I would bet this increases scientific productivity the most, a fight against the stagnation in terms of breakthrough papers and against the rising gerontocracy that plagues science.
Interestingly enough they'd also be the least directly monetisable. Just see how we monetise PhDs. Once there's a clear view of value then sure, like PhDs going into AI training now or into finance before, but as a rule this doesn't hold.
AGI without agency
Yes. It's quite possible that we get AI, even agentic AI, that can't autonomously fulfil entire tasks end to end like a fully general purpose human, but still can do this within more bounded domains.
Whether that's mathematics or coding or biology or materials, we could get superhuman scientists rather than a fully automated lab. This comes closer to the previous scenario, where new industries and research areas arise, instead of “here's an agent that can do anything from book complex travel itineraries to spearhead a multi-year investigation into cancer. This gets us a few superintelligences, or many more general intelligences, and we'd have to decide what's most useful considering the cost.
But this also would mean that capital is the scarce resource, and humans become like orchestrators of the jobs themselves. How much of the economy should get subsumed into silicon and energy would have to be globally understood and that'll be the key bottleneck.

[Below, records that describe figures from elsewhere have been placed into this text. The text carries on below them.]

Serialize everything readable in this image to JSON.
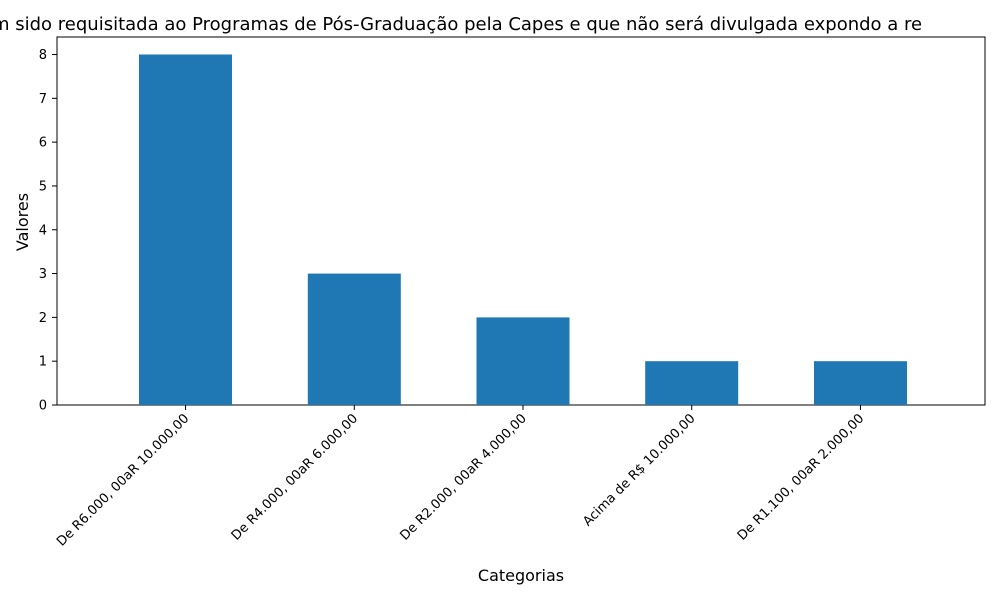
{
  "chart_data": {
    "type": "bar",
    "title": "m sido requisitada ao Programas de Pós-Graduação pela Capes e que não será divulgada expondo a re",
    "xlabel": "Categorias",
    "ylabel": "Valores",
    "categories": [
      "De R6.000, 00aR 10.000,00",
      "De R4.000, 00aR 6.000,00",
      "De R2.000, 00aR 4.000,00",
      "Acima de R$ 10.000,00",
      "De R1.100, 00aR 2.000,00"
    ],
    "values": [
      8,
      3,
      2,
      1,
      1
    ],
    "ylim": [
      0,
      8.4
    ],
    "yticks": [
      0,
      1,
      2,
      3,
      4,
      5,
      6,
      7,
      8
    ],
    "grid": false,
    "bar_color": "#1f77b4"
  }
}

I think of this as a mix and match a la carte menu. You might get some superhuman thought to make scientific breakthroughs, some general purpose agents to do diverse tasks and automate those, some specialists with human in the loop, in whatever combination best serves the economy.
Which means we have a few ways in which the types of AI might progress and the types of constraints that would end up affecting what the overall economy looked like. I got o1-pro to write this up.

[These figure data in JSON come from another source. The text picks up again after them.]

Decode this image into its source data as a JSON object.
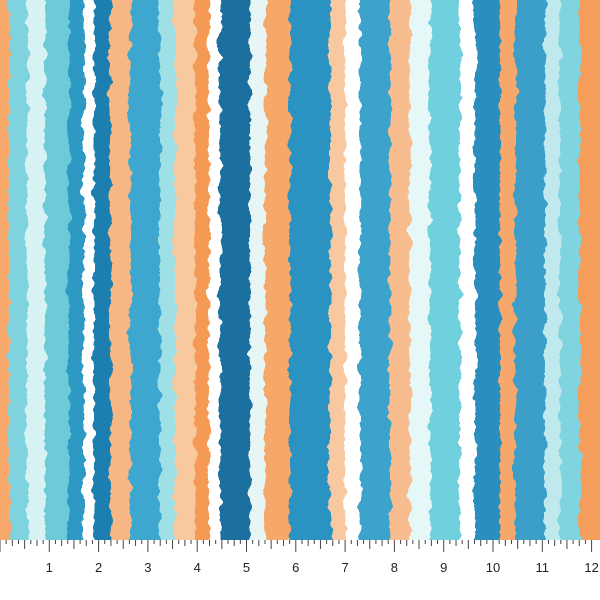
{
  "ruler": {
    "labels": [
      "1",
      "2",
      "3",
      "4",
      "5",
      "6",
      "7",
      "8",
      "9",
      "10",
      "11",
      "12"
    ]
  }
}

Regardless of the exact path it seems plausible that there will be a reshuffling of the economy as AI gets more infused into the economy. In some ways our economy looks very similar to that of a few decades ago, but in others it's also dramatically different in small and large ways which makes it incomparable.
While this is true, if an LLM burns thousands of dollars of compute for a single “task,” it’s only appealing if it’s either extremely fast, extremely high‐quality, or you need the task done concurrently at massive scale.

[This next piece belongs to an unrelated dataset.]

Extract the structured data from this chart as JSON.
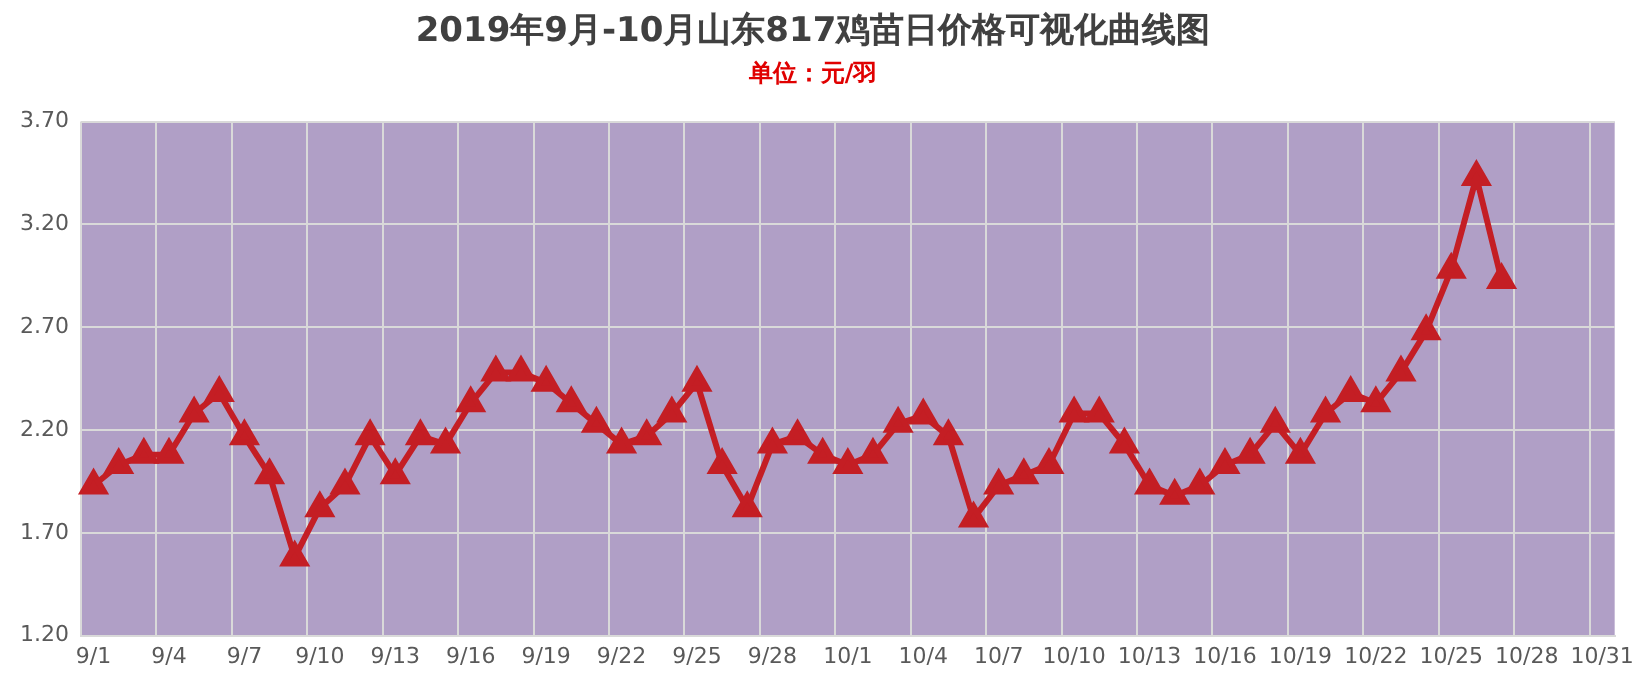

I find the ai power usage projection a bit unconvincing. Current ai throws everything it's got at problems. That's just not smart. There's no need for say the history of baseball to be used on a plumbing problem.
The human brain operates at like couple of percent activation, most of your brain is quiescent even when you're mentally active. Systems of neurons are switched on as needed then switched off. This is a result of competition driving efficiency.
I expect to see much lighter models used for domain specific problem. One thing that ai can not do very well, or maybe at all, currently is detect when it needs additional resources. That will come.
There was a time in early computing when people boasted about the size of computers and how much power it used. The space program started developing silicon chips to get computers that weighed kilos, not tons, and that conversation changed.
It early days in ai. Power is more important than efficiency. That will change.
Really appreciated the detailed breakdown of power demand and FLOP bottlenecks. Also, o-1 did a great job with the matrix of scenarios.
I agree with @Jim Birch that specialization will be increasingly important in the future. So much of finding the right answer is having and appropriately considering the right context, and the more context you need, the more your inference cost goes up, especially with a big general model.
The cost of testing/ensuring AI is giving contextually appropriate answers probably makes the efficiency gains low (or even negative) early on but much higher once successfully implemented. Though I do wonder how much human supervision will be required for adaptation to new tasks later on.